Gawain finds the boat the knight traveled on and enters. It takes him to Scotland where he meets a woman dressed with all her clothes inside out or back-to-front. She says she's promised to wear her clothes like this until she meets Gawain, the knight destined to avenge her husband, Raguidel. She reveals her husband's killer is called Guingasouin, and his weapons are enchanted, so that only the broken lance from her husband's body (which Gawain has kept) can kill him.
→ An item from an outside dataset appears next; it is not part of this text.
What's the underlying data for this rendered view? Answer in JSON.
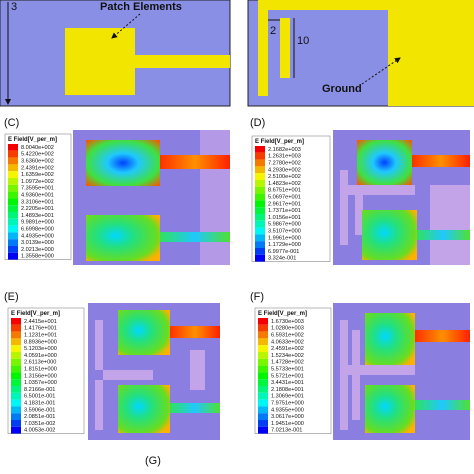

Gawain finds and attacks Guingasouin, who is impervious to his weapons. Gawain uses the broken lance to pierce his hauberk, and he flees. Guingasouin demands a fresh battle with fresh weapons in front of his barons. Gawain defeats Guingasouin, and when he refuses to ask for mercy, Gawain kills him.
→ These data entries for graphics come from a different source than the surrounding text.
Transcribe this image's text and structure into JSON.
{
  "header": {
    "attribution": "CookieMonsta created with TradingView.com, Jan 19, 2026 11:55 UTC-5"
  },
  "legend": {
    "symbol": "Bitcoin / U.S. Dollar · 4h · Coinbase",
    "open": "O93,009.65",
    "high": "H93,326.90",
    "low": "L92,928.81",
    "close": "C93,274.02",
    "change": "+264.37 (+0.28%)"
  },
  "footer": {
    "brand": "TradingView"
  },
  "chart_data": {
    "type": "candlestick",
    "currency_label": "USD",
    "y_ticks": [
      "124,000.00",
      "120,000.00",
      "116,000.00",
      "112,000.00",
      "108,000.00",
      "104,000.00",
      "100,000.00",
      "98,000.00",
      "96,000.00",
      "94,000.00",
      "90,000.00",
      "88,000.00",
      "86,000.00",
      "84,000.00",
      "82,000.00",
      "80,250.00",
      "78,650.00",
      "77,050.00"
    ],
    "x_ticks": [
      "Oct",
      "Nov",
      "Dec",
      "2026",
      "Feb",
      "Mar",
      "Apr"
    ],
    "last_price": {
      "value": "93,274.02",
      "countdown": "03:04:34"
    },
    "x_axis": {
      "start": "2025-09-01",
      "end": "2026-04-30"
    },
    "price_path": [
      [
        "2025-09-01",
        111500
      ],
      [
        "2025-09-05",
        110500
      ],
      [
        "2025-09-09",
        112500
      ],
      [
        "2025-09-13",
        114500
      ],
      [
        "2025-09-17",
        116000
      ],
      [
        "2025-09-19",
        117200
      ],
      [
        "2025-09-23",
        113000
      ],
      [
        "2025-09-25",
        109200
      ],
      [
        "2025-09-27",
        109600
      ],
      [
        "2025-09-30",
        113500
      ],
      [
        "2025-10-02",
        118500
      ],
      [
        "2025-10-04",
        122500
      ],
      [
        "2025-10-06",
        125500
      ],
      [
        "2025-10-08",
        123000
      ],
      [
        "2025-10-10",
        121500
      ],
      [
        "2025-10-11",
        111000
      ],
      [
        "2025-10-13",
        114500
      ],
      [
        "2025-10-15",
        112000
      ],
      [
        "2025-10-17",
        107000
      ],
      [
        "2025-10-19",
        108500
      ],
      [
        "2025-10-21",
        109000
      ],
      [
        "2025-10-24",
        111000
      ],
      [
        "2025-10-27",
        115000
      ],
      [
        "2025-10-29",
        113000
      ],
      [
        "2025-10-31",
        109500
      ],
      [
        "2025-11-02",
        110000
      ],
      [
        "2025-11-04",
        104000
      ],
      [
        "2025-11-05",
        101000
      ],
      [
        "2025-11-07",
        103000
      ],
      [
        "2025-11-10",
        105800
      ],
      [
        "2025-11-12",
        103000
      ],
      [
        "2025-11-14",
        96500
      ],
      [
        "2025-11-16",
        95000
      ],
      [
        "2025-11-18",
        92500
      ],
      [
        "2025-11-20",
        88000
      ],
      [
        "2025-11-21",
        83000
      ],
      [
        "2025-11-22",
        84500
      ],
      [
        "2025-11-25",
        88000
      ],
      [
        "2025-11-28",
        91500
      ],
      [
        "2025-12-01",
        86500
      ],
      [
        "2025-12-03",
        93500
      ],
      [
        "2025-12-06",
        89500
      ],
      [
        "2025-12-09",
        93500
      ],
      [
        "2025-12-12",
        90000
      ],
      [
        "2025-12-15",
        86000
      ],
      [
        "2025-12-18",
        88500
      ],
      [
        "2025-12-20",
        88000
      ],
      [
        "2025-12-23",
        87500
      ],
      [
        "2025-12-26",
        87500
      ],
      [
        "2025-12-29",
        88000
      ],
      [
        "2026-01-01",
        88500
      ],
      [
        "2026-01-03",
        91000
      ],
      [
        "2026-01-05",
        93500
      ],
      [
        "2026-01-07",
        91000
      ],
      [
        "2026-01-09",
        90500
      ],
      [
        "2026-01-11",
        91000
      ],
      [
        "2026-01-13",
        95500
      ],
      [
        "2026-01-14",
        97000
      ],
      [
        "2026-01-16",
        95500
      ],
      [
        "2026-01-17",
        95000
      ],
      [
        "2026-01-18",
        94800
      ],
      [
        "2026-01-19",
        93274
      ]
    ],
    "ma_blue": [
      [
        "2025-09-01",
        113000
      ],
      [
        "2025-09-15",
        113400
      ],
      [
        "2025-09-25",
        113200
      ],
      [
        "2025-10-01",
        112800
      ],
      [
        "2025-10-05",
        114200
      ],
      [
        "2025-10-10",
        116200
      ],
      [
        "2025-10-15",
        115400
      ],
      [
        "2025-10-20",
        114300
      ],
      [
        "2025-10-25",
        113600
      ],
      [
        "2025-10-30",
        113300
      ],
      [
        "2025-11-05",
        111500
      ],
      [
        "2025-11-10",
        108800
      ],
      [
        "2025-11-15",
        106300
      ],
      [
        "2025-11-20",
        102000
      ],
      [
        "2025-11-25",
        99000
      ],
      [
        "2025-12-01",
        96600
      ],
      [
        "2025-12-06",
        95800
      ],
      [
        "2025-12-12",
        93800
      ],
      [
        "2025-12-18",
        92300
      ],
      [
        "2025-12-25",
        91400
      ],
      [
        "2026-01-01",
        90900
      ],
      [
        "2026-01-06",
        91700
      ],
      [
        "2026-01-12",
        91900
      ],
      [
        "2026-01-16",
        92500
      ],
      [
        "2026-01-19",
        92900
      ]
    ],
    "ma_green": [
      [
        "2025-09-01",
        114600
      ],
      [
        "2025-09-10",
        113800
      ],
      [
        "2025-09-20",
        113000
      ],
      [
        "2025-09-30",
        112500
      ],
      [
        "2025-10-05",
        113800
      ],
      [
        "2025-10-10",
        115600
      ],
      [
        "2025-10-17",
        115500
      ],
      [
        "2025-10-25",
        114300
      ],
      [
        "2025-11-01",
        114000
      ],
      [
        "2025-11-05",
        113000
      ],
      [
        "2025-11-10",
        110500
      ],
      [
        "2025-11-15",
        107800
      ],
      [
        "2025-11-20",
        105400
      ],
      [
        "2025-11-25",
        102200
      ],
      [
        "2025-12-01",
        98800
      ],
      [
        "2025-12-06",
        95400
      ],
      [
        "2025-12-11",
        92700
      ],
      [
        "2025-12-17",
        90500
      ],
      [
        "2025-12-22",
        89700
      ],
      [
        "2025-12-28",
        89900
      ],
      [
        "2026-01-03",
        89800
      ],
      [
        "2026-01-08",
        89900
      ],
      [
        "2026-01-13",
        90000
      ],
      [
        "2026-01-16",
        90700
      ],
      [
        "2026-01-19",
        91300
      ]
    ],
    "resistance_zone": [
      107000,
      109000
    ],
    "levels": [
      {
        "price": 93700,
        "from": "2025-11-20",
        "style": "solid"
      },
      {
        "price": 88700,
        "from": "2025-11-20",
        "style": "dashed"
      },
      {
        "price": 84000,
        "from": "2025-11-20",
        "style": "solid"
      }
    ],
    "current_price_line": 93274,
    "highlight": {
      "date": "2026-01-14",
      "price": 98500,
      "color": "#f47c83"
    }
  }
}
The Hippeau 1862 edition has a plot summary (in French) in the introduction (pages III to X) and Gaston Paris gives a plot summary (also in French) in his 1888 essay Romans en vers du cycle de la Table ronde (pages 49–50).

== Authorship ==

Gaston Paris addresses the issue, citing several contemporaries (Mussafia, Michelant, Meyer, etc.) in his 1888 essay Romans en vers du cycle de la Table ronde, citing both arguments for and against the Raol mentioned being Raoul de Houdenc. Archives de littérature du moyen âge lists the work under Raoul de Houdenc, and the Dictionnaire Étymologique de l'Ancien Français also attributes the poem to him. Mathias Friedwagner published it as part of his series Raoul von Houdenc : sämtliche Werke (sämtliche Werke means complete works).

== Manuscripts ==
- Chantilly, Bibliothèque et Archives du Château, 472 (formerly 626), f. 154r-173v
  - The sole source for Hippeau's 1862 edition. In 1888, Gaston Paris said that La Vengeance Raguidel has only been conserved in a single manuscript.
- Nottingham University Library, WLC/LM/6, f. 304r-335v. The final 90 lines, present in the Chantilly manuscript, are missing.
- Paris, Bibliothèque nationale de France, français, 2187, f. 155v. Fragment.
- Paris, Bibliothèque nationale de France, nouvelles acquisitions françaises, 1263, f. 1. Fragment.

== Editions ==
- Célestin Hippeau, Messire Gauvain ou la Vengeance de Raguidel, poème de la Table ronde par le trouvère Raoul. Published by Aubry, 1862.
- Mathias Friedwagner, Raoul von Houdenc, Sämtliche Werke nach allen bekannten Handschriften, Zweiter Band: La Vengeance Raguidel, altfranzösischer Abenteuerroman. Published by Niemeyer, 1909.